@simone, Thanks for those papers which are interesting (even if the quality of their editing left a bit to be desired :-)
However neither of them really addresses my concern, which is that I suspect (without being enough of a mathematician to be able to prove) that a situation where a small amount of input is mapped through a hash function with larger output size risks compromising the one-way nature of the function used.
> remember that the probability of collisions is ideally proportional to about 1/(2^n), where n is the length of digest.
Where the unspoken assumption there is that the amount of input is large. Where the amount of input is known to not be large it approaches a chosen-plaintext scenario.

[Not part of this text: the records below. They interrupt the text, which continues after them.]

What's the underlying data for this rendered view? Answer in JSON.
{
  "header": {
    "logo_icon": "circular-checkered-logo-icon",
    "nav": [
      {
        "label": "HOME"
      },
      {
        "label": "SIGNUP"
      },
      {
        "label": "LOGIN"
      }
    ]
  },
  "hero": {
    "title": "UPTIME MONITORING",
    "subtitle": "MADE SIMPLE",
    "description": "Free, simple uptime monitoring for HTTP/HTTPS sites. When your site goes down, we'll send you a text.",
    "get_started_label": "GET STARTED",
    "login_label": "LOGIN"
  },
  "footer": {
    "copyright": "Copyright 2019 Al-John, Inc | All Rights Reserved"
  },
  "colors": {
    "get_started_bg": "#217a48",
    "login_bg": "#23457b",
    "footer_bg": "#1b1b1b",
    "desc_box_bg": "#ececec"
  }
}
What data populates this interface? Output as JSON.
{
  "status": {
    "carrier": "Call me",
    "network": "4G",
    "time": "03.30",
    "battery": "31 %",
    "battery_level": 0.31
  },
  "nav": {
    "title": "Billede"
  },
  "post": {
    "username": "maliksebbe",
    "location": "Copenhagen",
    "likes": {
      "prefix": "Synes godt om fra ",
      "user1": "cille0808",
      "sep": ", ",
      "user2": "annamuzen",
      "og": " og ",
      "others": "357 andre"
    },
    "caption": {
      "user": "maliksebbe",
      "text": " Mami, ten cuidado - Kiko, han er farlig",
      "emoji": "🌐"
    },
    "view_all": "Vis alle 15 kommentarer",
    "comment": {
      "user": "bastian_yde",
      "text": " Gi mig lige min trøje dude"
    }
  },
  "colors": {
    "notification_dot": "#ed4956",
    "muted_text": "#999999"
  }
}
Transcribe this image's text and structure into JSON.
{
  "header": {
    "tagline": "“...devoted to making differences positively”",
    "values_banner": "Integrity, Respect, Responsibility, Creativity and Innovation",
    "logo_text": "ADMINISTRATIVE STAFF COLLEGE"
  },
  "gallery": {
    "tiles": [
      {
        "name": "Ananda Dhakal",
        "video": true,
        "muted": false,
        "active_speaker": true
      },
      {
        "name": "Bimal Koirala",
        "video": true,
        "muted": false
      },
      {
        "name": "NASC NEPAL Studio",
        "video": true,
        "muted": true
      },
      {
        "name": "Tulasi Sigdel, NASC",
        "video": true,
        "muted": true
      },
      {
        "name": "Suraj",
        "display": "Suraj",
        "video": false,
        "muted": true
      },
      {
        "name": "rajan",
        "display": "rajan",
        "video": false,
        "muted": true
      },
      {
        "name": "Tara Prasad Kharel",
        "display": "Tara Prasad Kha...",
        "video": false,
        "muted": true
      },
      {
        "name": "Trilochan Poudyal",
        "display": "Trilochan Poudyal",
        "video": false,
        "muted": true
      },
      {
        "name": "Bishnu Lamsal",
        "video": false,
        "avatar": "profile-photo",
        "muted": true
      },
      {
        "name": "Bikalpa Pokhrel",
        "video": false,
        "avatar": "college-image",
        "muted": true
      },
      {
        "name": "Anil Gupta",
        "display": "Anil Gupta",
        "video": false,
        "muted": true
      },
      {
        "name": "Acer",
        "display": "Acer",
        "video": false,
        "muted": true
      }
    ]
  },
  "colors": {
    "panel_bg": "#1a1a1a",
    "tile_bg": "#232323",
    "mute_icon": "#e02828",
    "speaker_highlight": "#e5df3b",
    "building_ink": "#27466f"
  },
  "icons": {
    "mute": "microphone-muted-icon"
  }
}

Poking around with Google, I came across
https://crypto.stackexchange.com/questions/16219/cryptographic-hash-function-for-32-bit-length-input-keys where somebody is asking a similar question. One suggestion was to use something like MD5 but to truncate the output (which is presumably better than XORing portions of the output together in case that shows up patterns), alternatively the person answering suggests and discusses a fairly simple function while emphasising that the important thing is to get the input bits diffusing thoroughly across the output.
I think that a fair example of this sort of thing I'm considering is where a short message (four to eight bytes) is being sent over a reliable data path, with an appended hash value which includes unknown "salt" as an IV. My feeling is that the size of the hash should not be substantially larger than that of the data.